The single question is whether the allegations of the bill are sufficient under the statute as against the demurrer. The allegations of the bill as last amended are as follows:
"Complainant avers that prior to their separation on September 9, 1955, but after their remarriage to each other on September 3, 1955, the respondent committed actual violence on the person of your complainant, attended with danger to her life or health, or from his conduct there was reasonable apprehension of such violence, in that the respondent slapped your complainant and struck her about the face and body, and complainant separated from the respondent and has not lived with him since." (Emphasis supplied.)

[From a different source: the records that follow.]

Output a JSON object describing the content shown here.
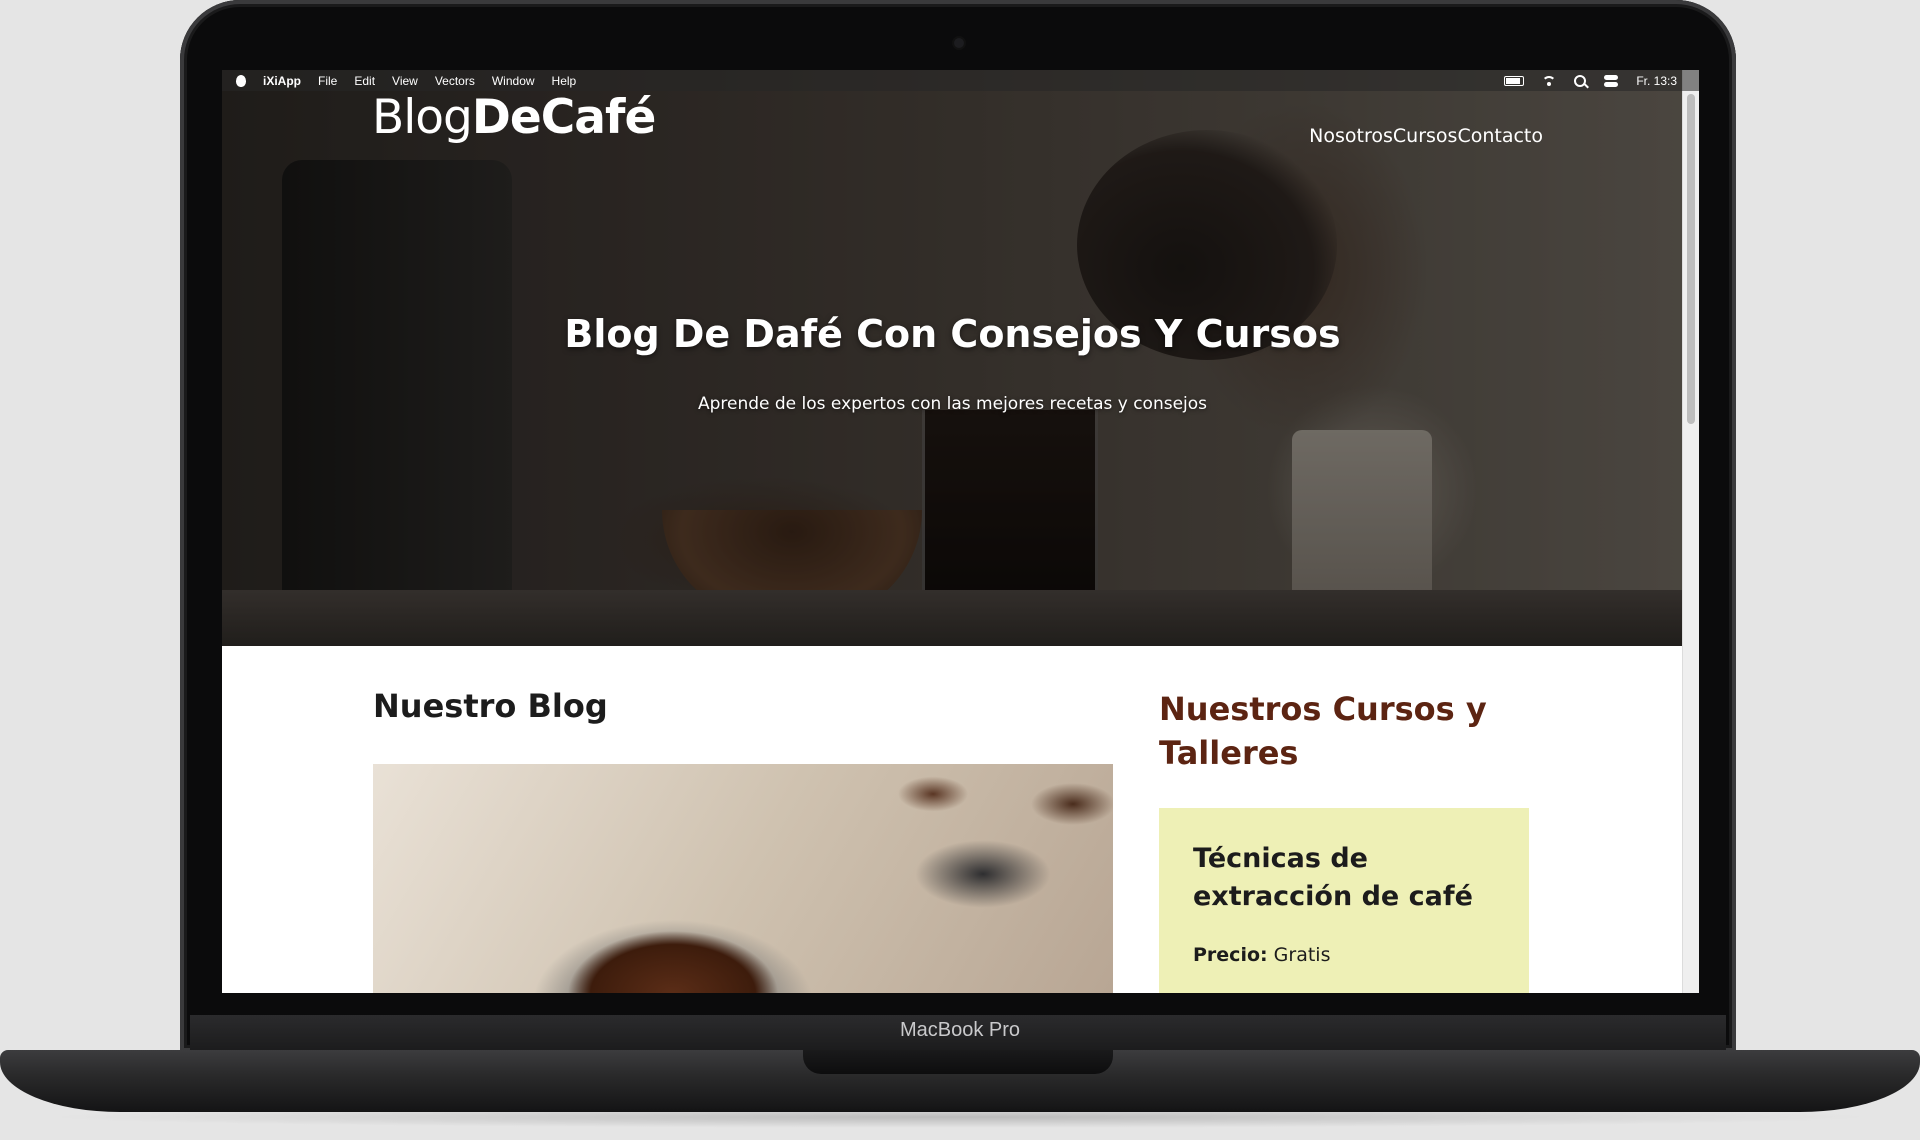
{
  "device": {
    "brand_label": "MacBook Pro"
  },
  "menubar": {
    "app_name": "iXiApp",
    "menus": [
      "File",
      "Edit",
      "View",
      "Vectors",
      "Window",
      "Help"
    ],
    "clock": "Fr. 13:3"
  },
  "site": {
    "logo_light": "Blog",
    "logo_bold": "DeCafé",
    "nav": [
      "Nosotros",
      "Cursos",
      "Contacto"
    ]
  },
  "hero": {
    "title": "Blog De Dafé Con Consejos Y Cursos",
    "subtitle": "Aprende de los expertos con las mejores recetas y consejos"
  },
  "blog": {
    "heading": "Nuestro Blog"
  },
  "courses": {
    "heading": "Nuestros Cursos y Talleres",
    "items": [
      {
        "title": "Técnicas de extracción de café",
        "price_label": "Precio:",
        "price_value": "Gratis"
      }
    ]
  },
  "colors": {
    "course_heading": "#5c2412",
    "course_card_bg": "#eef0b6"
  }
}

It is apparent that the complainant has tracked the statute in her complaint and in addition thereto has alleged the nature of conduct relied upon to establish the charge. This is sufficient. Smith v. Smith, 261 Ala. 204, 73 So.2d 538; Marcum v. Marcum, 260 Ala. 197, 69 So.2d 670; Harris v. Harris, 256 Ala. 192, 54 So.2d 291; MacMahon v. MacMahon, 170 Ala. 338, 54 So. 165.
The appellant does not argue that the acts of cruelty alleged (italicized part of the complaint) are insufficient to show cruelty; rather, he argues that these acts refer only to the part that immediately precedes them, i. e., that the alleged acts of cruelty apply only to the "reasonable apprehension" clause. We regard the contention as hypercritical for nicety of pleading is not required in a case of this kind. Smith v. Smith, supra; Darrah v. Darrah, 257 Ala. 263, 57 So.2d 618; Siener v. Siener, 250 Ala. 376, 34 So.2d 576.
The allegations of the bill are good against the asserted demurrer.
Affirmed.
GOODWYN, MERRILL and SPANN, JJ., concur.